Webster's Dictionary of the English Language

·vt Common occurrence; ordinary experience.

II. Use ·vt Occasion or need to employ; necessity; as, to have no further use for a book.

III. Use ·vt To practice customarily; to make a practice of; as, to use diligence in business.

IV. Use ·vt Continued or repeated practice; customary employment; usage; custom; manner; habit.

V. Use ·vt The premium paid for the possession and employment of borrowed money; interest; usury.

VI. Use ·vt Yielding of service; advantage derived; capability of being used; usefulness; utility.

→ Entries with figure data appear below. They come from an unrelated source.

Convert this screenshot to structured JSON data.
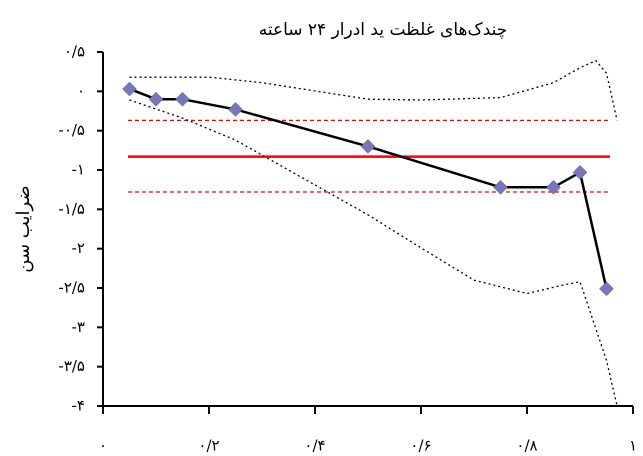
{
  "chart_data": {
    "type": "line",
    "title": "چندک‌های غلظت ید ادرار ۲۴ ساعته",
    "y_label": "ضرایب سن",
    "xlim": [
      0,
      1
    ],
    "ylim": [
      -4,
      0.5
    ],
    "xticks": [
      {
        "value": 0,
        "label": "۰"
      },
      {
        "value": 0.2,
        "label": "۰/۲"
      },
      {
        "value": 0.4,
        "label": "۰/۴"
      },
      {
        "value": 0.6,
        "label": "۰/۶"
      },
      {
        "value": 0.8,
        "label": "۰/۸"
      },
      {
        "value": 1,
        "label": "۱"
      }
    ],
    "yticks": [
      {
        "value": 0.5,
        "label": "۰/۵"
      },
      {
        "value": 0,
        "label": "۰"
      },
      {
        "value": -0.5,
        "label": "-۰/۵"
      },
      {
        "value": -1,
        "label": "-۱"
      },
      {
        "value": -1.5,
        "label": "-۱/۵"
      },
      {
        "value": -2,
        "label": "-۲"
      },
      {
        "value": -2.5,
        "label": "-۲/۵"
      },
      {
        "value": -3,
        "label": "-۳"
      },
      {
        "value": -3.5,
        "label": "-۳/۵"
      },
      {
        "value": -4,
        "label": "-۴"
      }
    ],
    "series": [
      {
        "color": "#000000",
        "style": "solid",
        "marker_color": "#7777bb",
        "x": [
          0.05,
          0.1,
          0.15,
          0.25,
          0.5,
          0.75,
          0.85,
          0.9,
          0.95
        ],
        "values": [
          0.03,
          -0.1,
          -0.1,
          -0.23,
          -0.7,
          -1.22,
          -1.22,
          -1.03,
          -2.51
        ]
      },
      {
        "color": "#000000",
        "style": "dotted",
        "x": [
          0.05,
          0.2,
          0.3,
          0.5,
          0.6,
          0.75,
          0.85,
          0.9,
          0.93,
          0.95,
          0.97
        ],
        "values": [
          0.18,
          0.18,
          0.11,
          -0.1,
          -0.11,
          -0.08,
          0.11,
          0.3,
          0.39,
          0.23,
          -0.37
        ]
      },
      {
        "color": "#000000",
        "style": "dotted",
        "x": [
          0.05,
          0.15,
          0.25,
          0.4,
          0.5,
          0.6,
          0.7,
          0.8,
          0.87,
          0.9,
          0.95,
          0.97
        ],
        "values": [
          -0.11,
          -0.34,
          -0.62,
          -1.19,
          -1.57,
          -1.99,
          -2.4,
          -2.57,
          -2.46,
          -2.42,
          -3.42,
          -4
        ]
      }
    ],
    "hlines": [
      {
        "value": -0.83,
        "color": "#ff0000",
        "style": "solid"
      },
      {
        "value": -0.37,
        "color": "#ff0000",
        "style": "dashed"
      },
      {
        "value": -1.28,
        "color": "#ff0000",
        "style": "dashed"
      }
    ]
  }
}
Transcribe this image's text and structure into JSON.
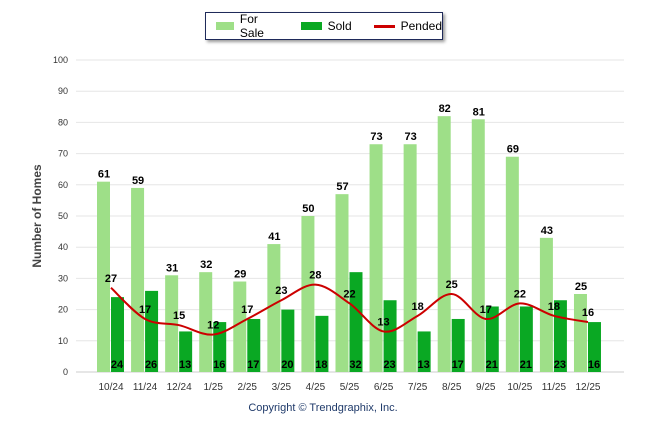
{
  "legend": {
    "for_sale": "For Sale",
    "sold": "Sold",
    "pended": "Pended"
  },
  "copyright": "Copyright © Trendgraphix, Inc.",
  "colors": {
    "for_sale": "#9edf88",
    "sold": "#0aa823",
    "pended": "#cc0000"
  },
  "chart_data": {
    "type": "bar",
    "title": "",
    "xlabel": "",
    "ylabel": "Number of Homes",
    "ylim": [
      0,
      100
    ],
    "yticks": [
      0,
      10,
      20,
      30,
      40,
      50,
      60,
      70,
      80,
      90,
      100
    ],
    "grid": true,
    "legend_position": "top-center",
    "categories": [
      "10/24",
      "11/24",
      "12/24",
      "1/25",
      "2/25",
      "3/25",
      "4/25",
      "5/25",
      "6/25",
      "7/25",
      "8/25",
      "9/25",
      "10/25",
      "11/25",
      "12/25"
    ],
    "series": [
      {
        "name": "For Sale",
        "type": "bar",
        "values": [
          61,
          59,
          31,
          32,
          29,
          41,
          50,
          57,
          73,
          73,
          82,
          81,
          69,
          43,
          25
        ]
      },
      {
        "name": "Sold",
        "type": "bar",
        "values": [
          24,
          26,
          13,
          16,
          17,
          20,
          18,
          32,
          23,
          13,
          17,
          21,
          21,
          23,
          16
        ]
      },
      {
        "name": "Pended",
        "type": "line",
        "values": [
          27,
          17,
          15,
          12,
          17,
          23,
          28,
          22,
          13,
          18,
          25,
          17,
          22,
          18,
          16
        ]
      }
    ]
  }
}
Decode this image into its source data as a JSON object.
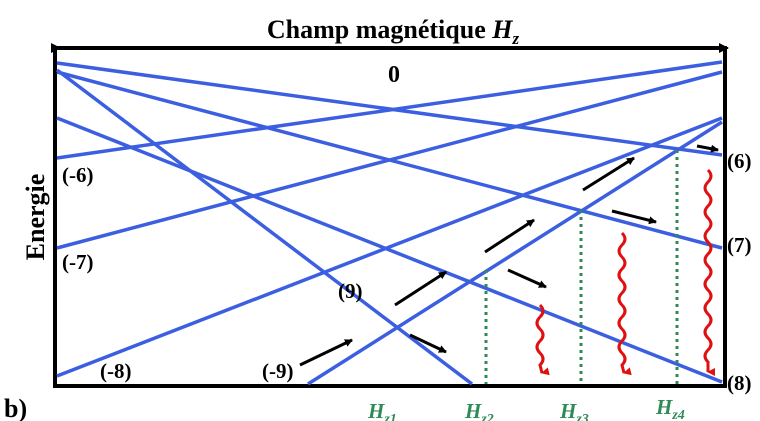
{
  "title": {
    "text": "Champ magnétique ",
    "var": "H",
    "sub": "z"
  },
  "zero_label": "0",
  "y_axis_label": "Energie",
  "panel_label": "b)",
  "levels_left": [
    "(-6)",
    "(-7)",
    "(-8)",
    "(-9)"
  ],
  "levels_right": [
    "(6)",
    "(7)",
    "(8)"
  ],
  "level_middle": "(9)",
  "field_marks": [
    {
      "var": "H",
      "sub": "z1"
    },
    {
      "var": "H",
      "sub": "z2"
    },
    {
      "var": "H",
      "sub": "z3"
    },
    {
      "var": "H",
      "sub": "z4"
    }
  ],
  "colors": {
    "lines": "#3b5fe0",
    "crossings": "#2e8b57",
    "decay": "#e01010",
    "axes": "#000000"
  }
}
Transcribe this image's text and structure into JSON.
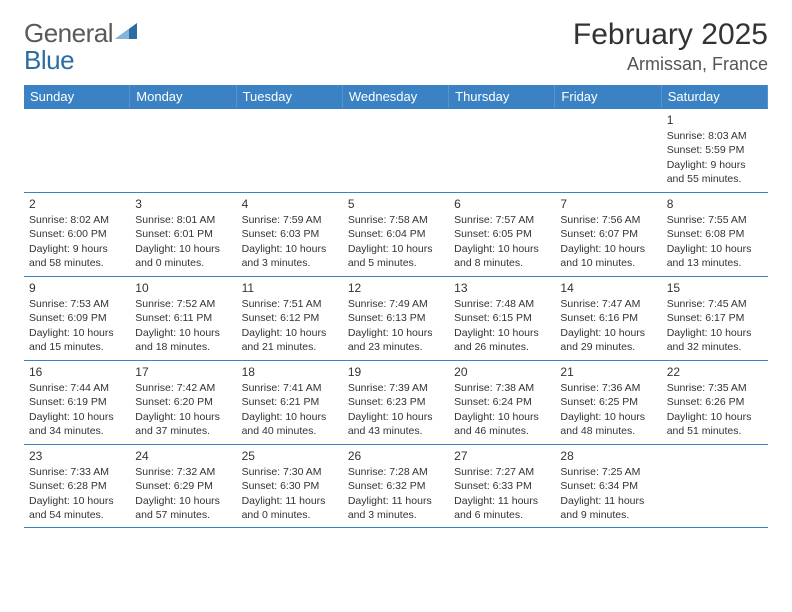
{
  "brand": {
    "part1": "General",
    "part2": "Blue"
  },
  "colors": {
    "header_bg": "#3b82c4",
    "header_fg": "#ffffff",
    "rule": "#3b82c4",
    "brand_gray": "#5a5a5a",
    "brand_blue": "#2b6ca3",
    "text": "#333333",
    "bg": "#ffffff"
  },
  "title": "February 2025",
  "location": "Armissan, France",
  "day_names": [
    "Sunday",
    "Monday",
    "Tuesday",
    "Wednesday",
    "Thursday",
    "Friday",
    "Saturday"
  ],
  "weeks": [
    [
      null,
      null,
      null,
      null,
      null,
      null,
      {
        "n": "1",
        "sr": "8:03 AM",
        "ss": "5:59 PM",
        "dl": "9 hours and 55 minutes."
      }
    ],
    [
      {
        "n": "2",
        "sr": "8:02 AM",
        "ss": "6:00 PM",
        "dl": "9 hours and 58 minutes."
      },
      {
        "n": "3",
        "sr": "8:01 AM",
        "ss": "6:01 PM",
        "dl": "10 hours and 0 minutes."
      },
      {
        "n": "4",
        "sr": "7:59 AM",
        "ss": "6:03 PM",
        "dl": "10 hours and 3 minutes."
      },
      {
        "n": "5",
        "sr": "7:58 AM",
        "ss": "6:04 PM",
        "dl": "10 hours and 5 minutes."
      },
      {
        "n": "6",
        "sr": "7:57 AM",
        "ss": "6:05 PM",
        "dl": "10 hours and 8 minutes."
      },
      {
        "n": "7",
        "sr": "7:56 AM",
        "ss": "6:07 PM",
        "dl": "10 hours and 10 minutes."
      },
      {
        "n": "8",
        "sr": "7:55 AM",
        "ss": "6:08 PM",
        "dl": "10 hours and 13 minutes."
      }
    ],
    [
      {
        "n": "9",
        "sr": "7:53 AM",
        "ss": "6:09 PM",
        "dl": "10 hours and 15 minutes."
      },
      {
        "n": "10",
        "sr": "7:52 AM",
        "ss": "6:11 PM",
        "dl": "10 hours and 18 minutes."
      },
      {
        "n": "11",
        "sr": "7:51 AM",
        "ss": "6:12 PM",
        "dl": "10 hours and 21 minutes."
      },
      {
        "n": "12",
        "sr": "7:49 AM",
        "ss": "6:13 PM",
        "dl": "10 hours and 23 minutes."
      },
      {
        "n": "13",
        "sr": "7:48 AM",
        "ss": "6:15 PM",
        "dl": "10 hours and 26 minutes."
      },
      {
        "n": "14",
        "sr": "7:47 AM",
        "ss": "6:16 PM",
        "dl": "10 hours and 29 minutes."
      },
      {
        "n": "15",
        "sr": "7:45 AM",
        "ss": "6:17 PM",
        "dl": "10 hours and 32 minutes."
      }
    ],
    [
      {
        "n": "16",
        "sr": "7:44 AM",
        "ss": "6:19 PM",
        "dl": "10 hours and 34 minutes."
      },
      {
        "n": "17",
        "sr": "7:42 AM",
        "ss": "6:20 PM",
        "dl": "10 hours and 37 minutes."
      },
      {
        "n": "18",
        "sr": "7:41 AM",
        "ss": "6:21 PM",
        "dl": "10 hours and 40 minutes."
      },
      {
        "n": "19",
        "sr": "7:39 AM",
        "ss": "6:23 PM",
        "dl": "10 hours and 43 minutes."
      },
      {
        "n": "20",
        "sr": "7:38 AM",
        "ss": "6:24 PM",
        "dl": "10 hours and 46 minutes."
      },
      {
        "n": "21",
        "sr": "7:36 AM",
        "ss": "6:25 PM",
        "dl": "10 hours and 48 minutes."
      },
      {
        "n": "22",
        "sr": "7:35 AM",
        "ss": "6:26 PM",
        "dl": "10 hours and 51 minutes."
      }
    ],
    [
      {
        "n": "23",
        "sr": "7:33 AM",
        "ss": "6:28 PM",
        "dl": "10 hours and 54 minutes."
      },
      {
        "n": "24",
        "sr": "7:32 AM",
        "ss": "6:29 PM",
        "dl": "10 hours and 57 minutes."
      },
      {
        "n": "25",
        "sr": "7:30 AM",
        "ss": "6:30 PM",
        "dl": "11 hours and 0 minutes."
      },
      {
        "n": "26",
        "sr": "7:28 AM",
        "ss": "6:32 PM",
        "dl": "11 hours and 3 minutes."
      },
      {
        "n": "27",
        "sr": "7:27 AM",
        "ss": "6:33 PM",
        "dl": "11 hours and 6 minutes."
      },
      {
        "n": "28",
        "sr": "7:25 AM",
        "ss": "6:34 PM",
        "dl": "11 hours and 9 minutes."
      },
      null
    ]
  ],
  "labels": {
    "sunrise": "Sunrise:",
    "sunset": "Sunset:",
    "daylight": "Daylight:"
  }
}
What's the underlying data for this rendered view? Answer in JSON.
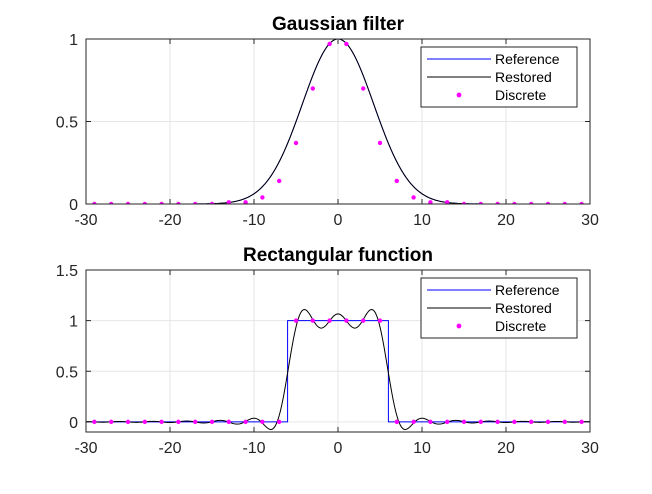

VII. Use ·vt To behave toward; to act with regard to; to Treat; as, to use a beast cruelly.

VIII. Use ·vt A stab of iron welded to the side of a forging, as a shaft, near the end, and afterward drawn down, by hammering, so as to lengthen the forging.

IX. Use ·vt The special form of ritual adopted for use in any diocese; as, the Sarum, or Canterbury, use; the Hereford use; the York use; the Roman use; ·etc.

X. Use ·vi To be accustomed to go; to Frequent; to Inhabit; to Dwell;

— sometimes followed by of.

XI. Use ·vi To be wont or accustomed; to be in the habit or practice; as, he used to ride daily;

— now disused in the present tense, perhaps because of the similarity in sound, between "use to," and "used to.".

XII. Use ·vt To make use of; to convert to one's service; to avail one's self of; to Employ; to put a purpose; as, to use a plow; to use a chair; to use time; to use flour for food; to use water for irrigation.

XIII. Use ·vt The act of employing anything, or of applying it to one's service; the state of being so employed or applied; application; employment; conversion to some purpose; as, the use of a pen in writing; his machines are in general use.

XIV. Use ·vt To Accustom; to Habituate; to render familiar by practice; to Inure;

— employed chiefly in the passive participle; as, men used to cold and hunger; soldiers used to hardships and danger.

XV. Use ·vt The benefit or profit of lands and tenements. Use imports a trust and confidence reposed in a man for the holding of lands. He to whose use or benefit the trust is intended shall enjoy the profits. An estate is granted and limited to A for the use of B.